Finnish pension company Ilmarinen returned 3.7 per cent on its investments in the first half of 2023, its half-year report has shown.
This equates to €2.1bn and represents a 9.9 percentage point improvement on its return in H1 2022 (-6.2 per cent).
Ilmarinen attributed the positive returns to strong performances in the equity markets, and fixed income and credit risk investment returns.
The market value of Ilmarinen’s investments grew year-on-year, from €56.3bn to €58.2bn.
Its long-term average return was 5.8 per cent, as of 1997, corresponding to an average annual real return of 3.8 per cent.
The pension company’s solvency capital rose from €11.8bn in H1 2022 to €12.4bn in H1 2023, while its solvency ratio rose from 125.8 per cent to 126.4 per cent over the same period.
During the first half of the year, Ilmarinen paid €3.6bn in pensions to around 455,000 pensioners.

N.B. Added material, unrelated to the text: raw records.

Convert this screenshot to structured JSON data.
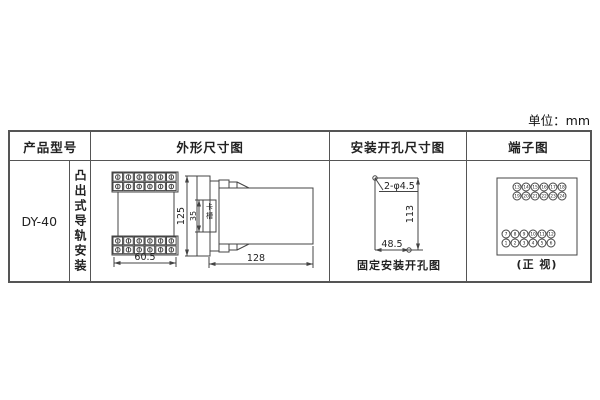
{
  "page": {
    "unit_label": "单位：mm"
  },
  "table": {
    "headers": {
      "product_model": "产品型号",
      "outline": "外形尺寸图",
      "install": "安装开孔尺寸图",
      "terminal": "端子图"
    },
    "product": {
      "model": "DY-40",
      "mounting": "凸出式导轨安装"
    }
  },
  "outline_drawing": {
    "width": "60.5",
    "height": "125",
    "slot_height": "35",
    "slot_label": "卡槽",
    "depth": "128"
  },
  "install_drawing": {
    "holes": "2-φ4.5",
    "height": "113",
    "width": "48.5",
    "caption": "固定安装开孔图"
  },
  "terminal_diagram": {
    "caption": "(正 视)",
    "top_group": [
      [
        "13",
        "14",
        "15",
        "16",
        "17",
        "18"
      ],
      [
        "19",
        "20",
        "21",
        "22",
        "23",
        "24"
      ]
    ],
    "bottom_group": [
      [
        "7",
        "8",
        "9",
        "10",
        "11",
        "12"
      ],
      [
        "1",
        "2",
        "3",
        "4",
        "5",
        "6"
      ]
    ]
  },
  "colors": {
    "line": "#444",
    "text": "#222",
    "border": "#555"
  }
}
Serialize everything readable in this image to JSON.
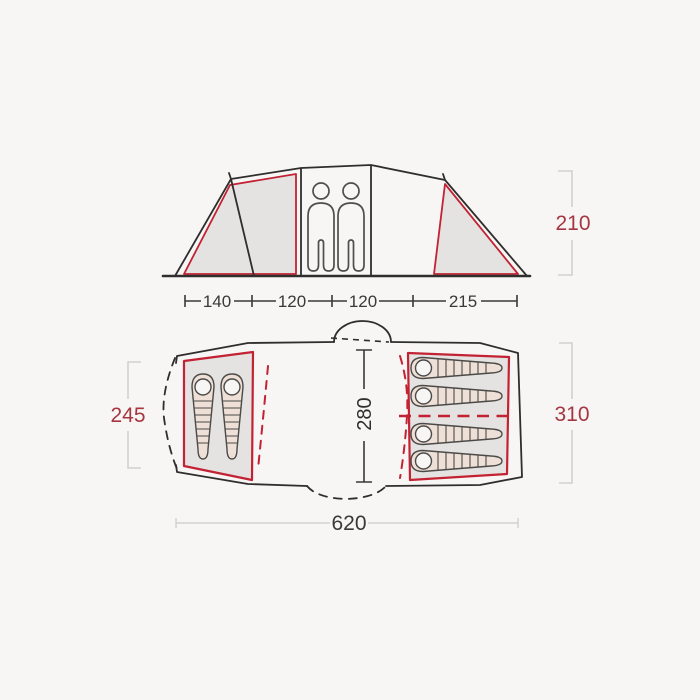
{
  "diagram": {
    "subject": "tent-dimensions-diagram",
    "description": "Top: side elevation of a tunnel tent with two occupants; bottom: floor plan with two sleeping cabins (2 + 4 sleeping bags)",
    "colors": {
      "background": "#f7f6f4",
      "outline_dark": "#2f2e2c",
      "accent_red": "#c22233",
      "label_red": "#a53642",
      "room_fill_gray": "#e4e3e1",
      "sleeping_bag_fill": "#eee0d6",
      "dim_line_light": "#d2d0cd",
      "dim_text_dark": "#3a3938"
    },
    "side_view": {
      "height_label": "210",
      "width_segments": [
        "140",
        "120",
        "120",
        "215"
      ],
      "person_count": 2
    },
    "floor_plan": {
      "left_cabin_depth_label": "245",
      "inner_width_label": "280",
      "right_cabin_depth_label": "310",
      "total_length_label": "620",
      "left_cabin_sleeping_bags": 2,
      "right_cabin_sleeping_bags": 4
    }
  }
}
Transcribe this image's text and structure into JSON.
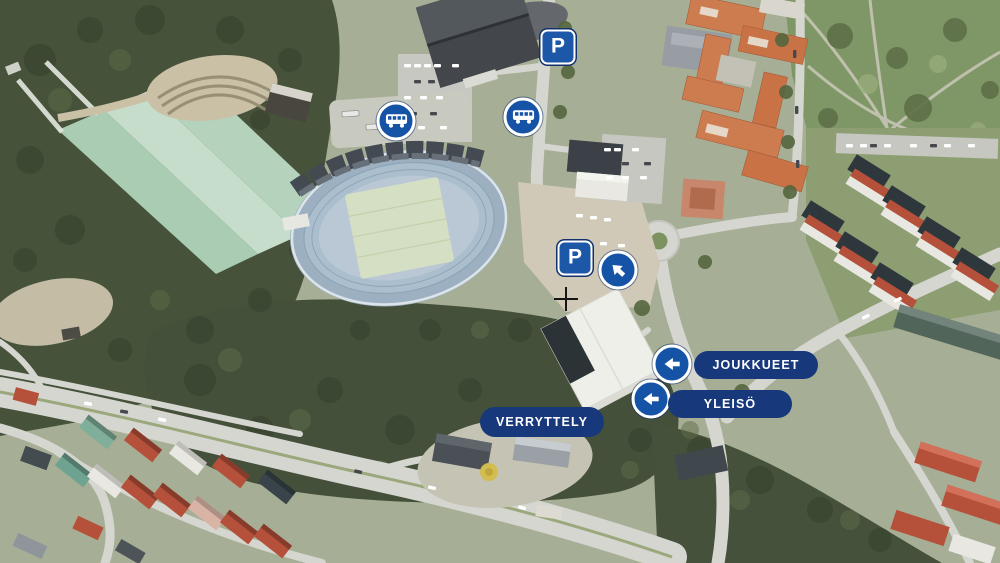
{
  "overlay": {
    "parking_sign": {
      "letter": "P",
      "count": 2
    },
    "bus_stop_signs": {
      "count": 2
    },
    "direction_arrows": {
      "count": 3,
      "directions": [
        "up-left",
        "left",
        "left"
      ]
    },
    "pills": [
      {
        "id": "joukkueet",
        "text": "JOUKKUEET"
      },
      {
        "id": "yleiso",
        "text": "YLEISÖ"
      },
      {
        "id": "verryttely",
        "text": "VERRYTTELY"
      }
    ]
  },
  "colors": {
    "pill_navy": "#17397b",
    "sign_blue": "#1553a7",
    "parking_sign_blue": "#1d57a8",
    "sign_border_white": "#ffffff",
    "crosshair_black": "#151515"
  },
  "icons": {
    "parking": "parking-sign-icon",
    "bus": "bus-sign-icon",
    "arrow_left": "arrow-left-icon",
    "arrow_up_left": "arrow-up-left-icon",
    "crosshair": "crosshair-icon"
  }
}
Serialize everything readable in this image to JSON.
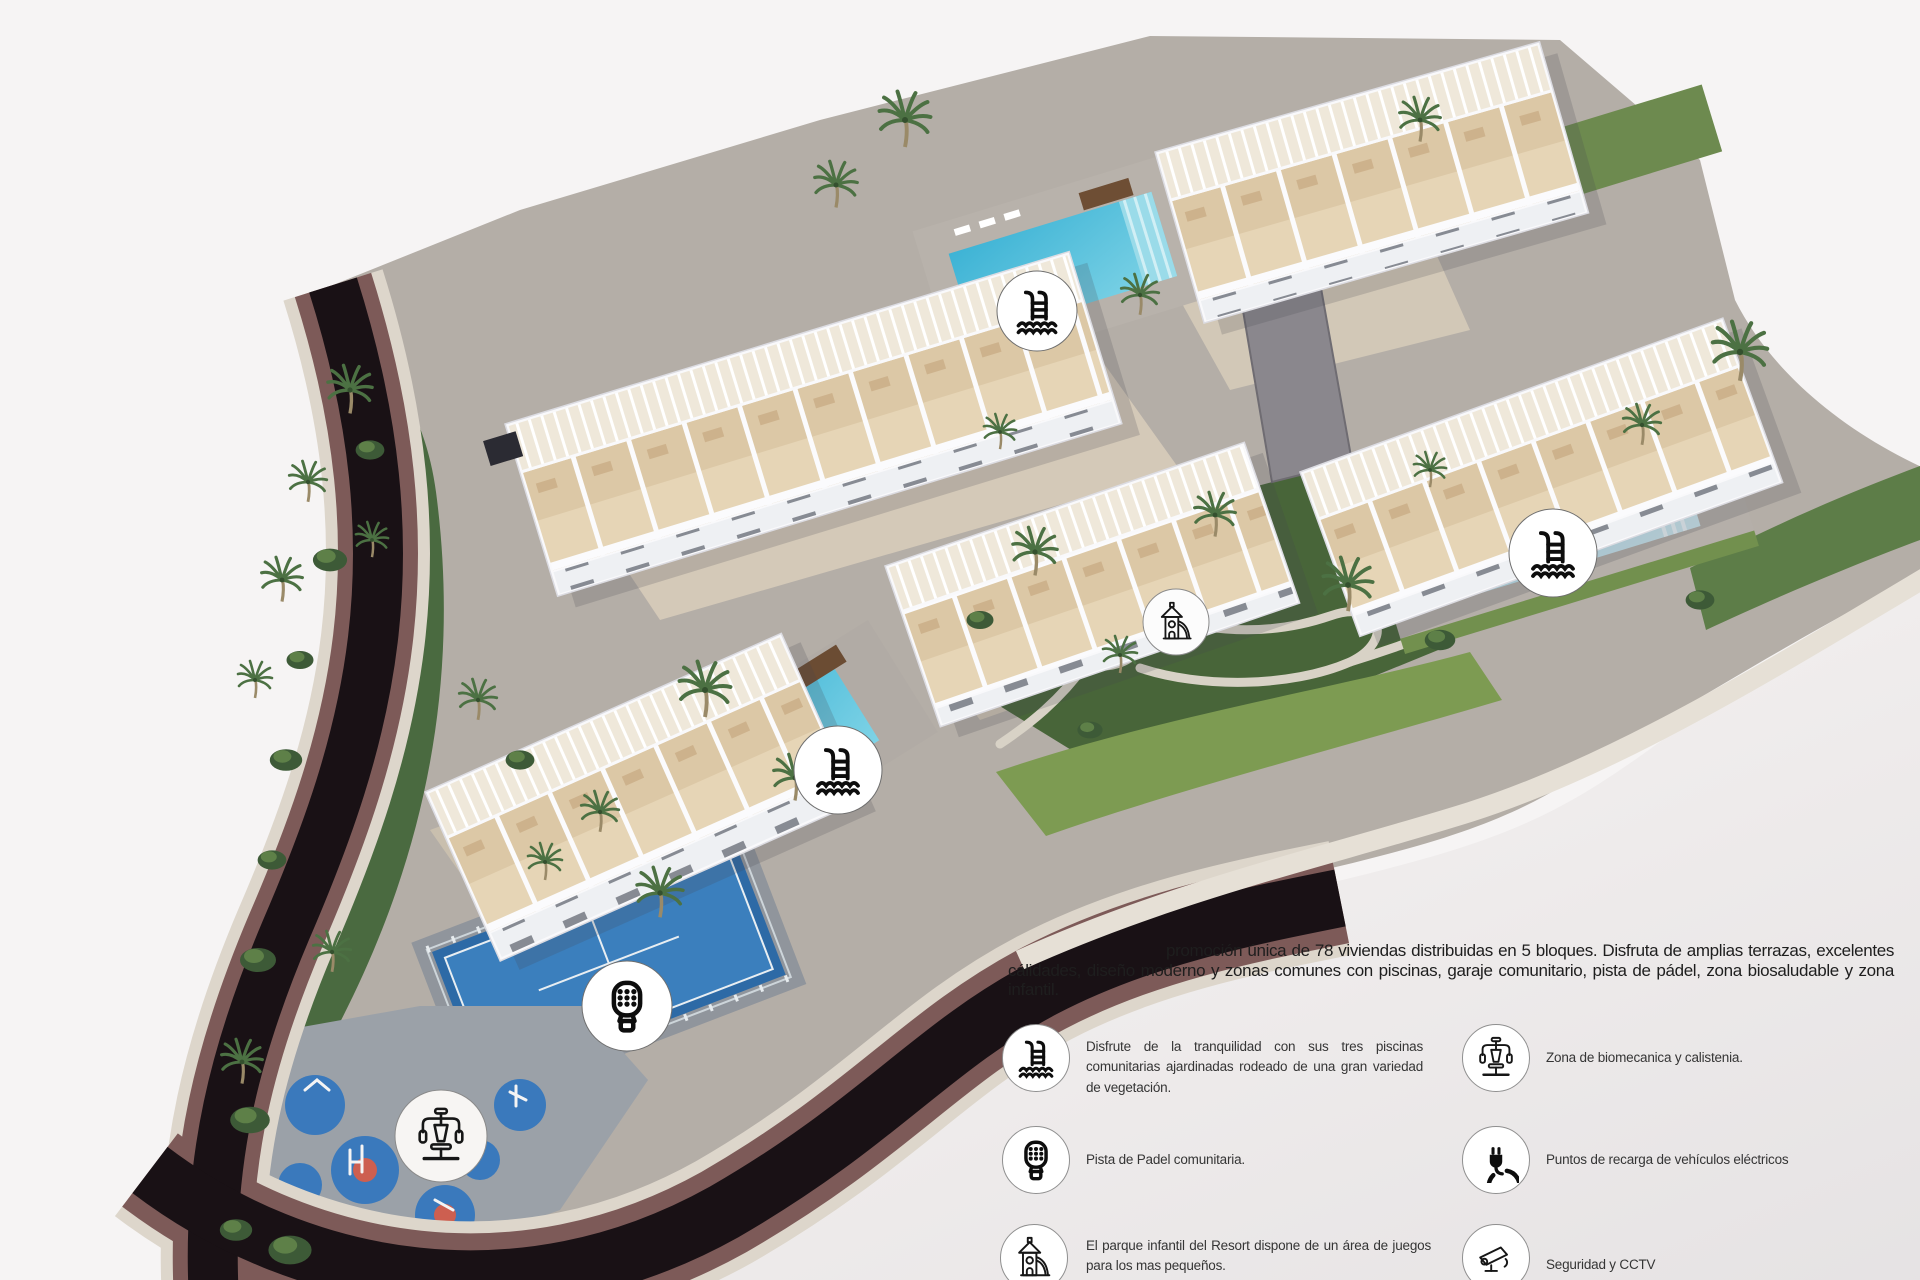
{
  "page": {
    "kind": "resort-masterplan-render",
    "colors": {
      "background": "#f6f4f4",
      "background_shade": "#e7e4e5",
      "road_dark": "#191115",
      "road_wall_brown": "#7d5a58",
      "stone_edge": "#ded7cc",
      "pool_water": "#45bddb",
      "pool_water_light": "#a5dcea",
      "grass_dark": "#486539",
      "grass_light": "#7d9b52",
      "padel_blue": "#2d6aa6",
      "playground_blue": "#3a79bc",
      "terrace_beige": "#e4d3b4",
      "building_white": "#f9f9fb"
    }
  },
  "description": {
    "text": "promoción única de 78 viviendas distribuidas en 5 bloques. Disfruta de amplias terrazas, excelentes cálidades, diseño moderno y zonas comunes con piscinas, garaje comunitario, pista de pádel, zona biosaludable y zona infantil."
  },
  "legend": {
    "items": [
      {
        "icon": "pool-icon",
        "text": "Disfrute de la tranquilidad con sus tres piscinas comunitarias ajardinadas rodeado de una gran variedad de vegetación."
      },
      {
        "icon": "padel-icon",
        "text": "Pista de Padel comunitaria."
      },
      {
        "icon": "playground-icon",
        "text": "El parque infantil del Resort dispone de un área de juegos para los mas pequeños."
      },
      {
        "icon": "gym-icon",
        "text": "Zona de biomecanica y calistenia."
      },
      {
        "icon": "plug-icon",
        "text": "Puntos de recarga de vehículos eléctricos"
      },
      {
        "icon": "cctv-icon",
        "text": "Seguridad y CCTV"
      }
    ]
  },
  "map": {
    "markers": [
      {
        "icon": "pool-icon"
      },
      {
        "icon": "pool-icon"
      },
      {
        "icon": "pool-icon"
      },
      {
        "icon": "playground-icon"
      },
      {
        "icon": "padel-icon"
      },
      {
        "icon": "gym-icon"
      }
    ]
  }
}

“Ilmarinen’s return on investments rose to 3.7 per cent, solvency strengthened, and cost-effectiveness continued to improve despite the high inflation and uncertain economic development,” commented Ilmarinen president and CEO, Jouko Pölönen.
“The investment markets showed positive performance in the first half of the year, even though central banks have continued their key interest rate hikes and a fast rise in interest rates has created challenges and increasing financial costs for indebted households, companies and the leveraged real estate sector, for instance.

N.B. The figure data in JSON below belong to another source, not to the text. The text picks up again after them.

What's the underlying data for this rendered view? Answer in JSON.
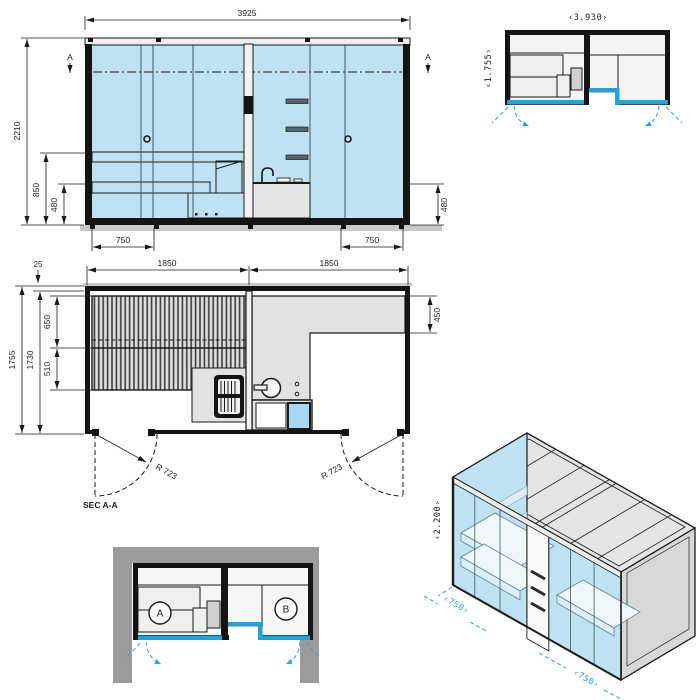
{
  "colors": {
    "glass_blue": "#bfe2f2",
    "accent_blue": "#2a9fd4",
    "line_dark": "#1a1a1a",
    "alcove_gray": "#9b9b9b",
    "panel_gray": "#e4e4e2"
  },
  "front_elevation": {
    "dim_total_width": "3925",
    "dim_total_height": "2210",
    "dim_bench_height": "850",
    "dim_seat_height_left": "480",
    "dim_seat_height_right": "480",
    "dim_door_width_left": "750",
    "dim_door_width_right": "750",
    "section_marker_left": "A",
    "section_marker_right": "A"
  },
  "floor_plan": {
    "dim_module_left": "1850",
    "dim_module_right": "1850",
    "dim_depth_total": "1755",
    "dim_depth_inner": "1730",
    "dim_wall_offset": "25",
    "dim_bench_depth_upper": "650",
    "dim_bench_depth_lower": "510",
    "dim_counter_depth": "450",
    "door_swing_left": "R 723",
    "door_swing_right": "R 723",
    "section_label": "SEC A-A"
  },
  "mini_plan": {
    "dim_width": "‹3.930›",
    "dim_depth": "‹1.755›"
  },
  "niche_diagram": {
    "room_a_label": "A",
    "room_b_label": "B"
  },
  "isometric": {
    "dim_height": "‹2.200›",
    "dim_door_left": "‹750›",
    "dim_door_right": "‹750›"
  }
}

“Inflation and global economic growth have slowed, as a result of which the markets forecast an end to key interest rate hikes by the end of the year.
“An adequate level and coverage of pensions, intergenerational fairness, and sustainable financing are included in the new Government Programme as earnings-related pension policy targets.
“The significance of investment returns from the perspective of the sustainability of long-term financing of the pension system highlights why the solvency framework for earnings-related companies must be reshaped so as to enable them to seek better long-term returns.”